Response to Greek crisis
May 4, 2010Germany's major banks and insurance companies promised to contribute to the multi-billion euro rescue package for Greece on Tuesday, following a meeting with Finance Minister Wolfgang Schaeuble. But Heinrich Haasis president of German association of saving banks, claimed that the state-owned Sparkassen should not have to contribute to the plan, and called for stricter financial rules to regulate major bank's investments.
"We have received no calls for help," Haasis told the financial daily Handelsblatt on Tuesday. "Those that have helped Greece with creative accounting or unconventional borrowing arrangements are more responsible. The Sparkasse belongs to neither of those groups."
Not the first in line
Before Schaeuble's meeting with Germany's leading bank managers, Haasis said that the Sparkasse should not be forced to contribute to any bailout plan.
"The Sparkasse should not be the first in line to deal with the Greek bailout plan," Sparkasse spokesman Stefan Marotzke told Deutsche Welle. "But Haasis did not say that the Sparkasse would not contribute if asked. As he said, no demands have been made yet."
"Of course, individual institutions in our group do have some commitments in Greece," Marotzke added, and reiterated the point made by Haasis earlier: "No credit institute should be condemned for buying government securities from a eurozone state. That is a safe financing plan that the eurozone states encourage."

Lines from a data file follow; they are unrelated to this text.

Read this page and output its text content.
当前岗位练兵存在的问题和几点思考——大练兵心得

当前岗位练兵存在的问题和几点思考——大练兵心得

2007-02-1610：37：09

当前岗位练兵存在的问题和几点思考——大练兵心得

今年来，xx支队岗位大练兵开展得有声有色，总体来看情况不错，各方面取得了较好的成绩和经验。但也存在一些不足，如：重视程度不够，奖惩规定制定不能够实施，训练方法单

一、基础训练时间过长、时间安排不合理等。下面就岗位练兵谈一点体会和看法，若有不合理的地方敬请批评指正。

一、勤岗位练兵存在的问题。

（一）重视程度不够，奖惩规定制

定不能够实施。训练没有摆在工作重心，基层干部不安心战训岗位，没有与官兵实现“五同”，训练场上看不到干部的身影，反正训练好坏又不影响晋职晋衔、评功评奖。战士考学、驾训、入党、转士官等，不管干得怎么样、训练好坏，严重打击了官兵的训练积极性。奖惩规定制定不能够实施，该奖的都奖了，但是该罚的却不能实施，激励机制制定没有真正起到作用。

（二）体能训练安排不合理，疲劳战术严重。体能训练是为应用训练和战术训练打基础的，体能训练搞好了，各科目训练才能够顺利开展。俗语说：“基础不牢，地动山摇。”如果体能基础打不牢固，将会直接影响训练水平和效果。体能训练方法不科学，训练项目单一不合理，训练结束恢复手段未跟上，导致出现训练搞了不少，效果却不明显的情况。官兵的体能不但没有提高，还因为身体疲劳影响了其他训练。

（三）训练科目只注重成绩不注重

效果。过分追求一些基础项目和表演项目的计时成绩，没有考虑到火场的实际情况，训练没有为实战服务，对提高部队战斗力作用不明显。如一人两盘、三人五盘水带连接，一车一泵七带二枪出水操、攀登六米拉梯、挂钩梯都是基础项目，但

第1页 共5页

But Haasis insisted that an international transaction tax needed to be introduced to cover all financial institutions, including hedge funds, who have not been asked to contribute to the bailout package.
Germany's financial institutions intend to extend credit limits to the Greek government and banks by at least three years, it was announced. Deutsche Bank chief Josef Ackermann spoke of a "substantial contribution," but declined to give specific figures, saying these still needed to be calculated.
Savings bank warnings
Ackermann thanked the eurozone states for the speed with which they recently agreed the 110 billion-euro ($145 billion) bailout package, and said that the commitment from Germany's banks would send an important signal of support to the financial markets. "It is extremely important that we extinguish the fire that has started in this house," Ackermann said.
But Sparkasse president Haasis sounded some notes of warning, and called for stronger measures against major banks, despite broadly supporting the agreement. During the opening press conference of the Sparkasse Day in Stuttgart, Haasis said, "We have to soberly observe that the necessary consequences of the financial crisis have not yet been drawn, either in the financial branch or among politicians."
He was particularly critical of the influence of so-called "mega-banks." "Financial institutions that are constantly getting bigger, rather than smaller, present huge dangers to stability," he said.
Instead of strengthening regulations against savings banks and credit unions, Haasis demanded that the government force large banks to stake more of their own capital in investments. He said that taxpayers had to be better protected from the stability risks of large financial institutions.
Haasis also said that the number and size of the large banks needed to be reduced. "There is no right to mega-banks that threaten entire national economies," he said.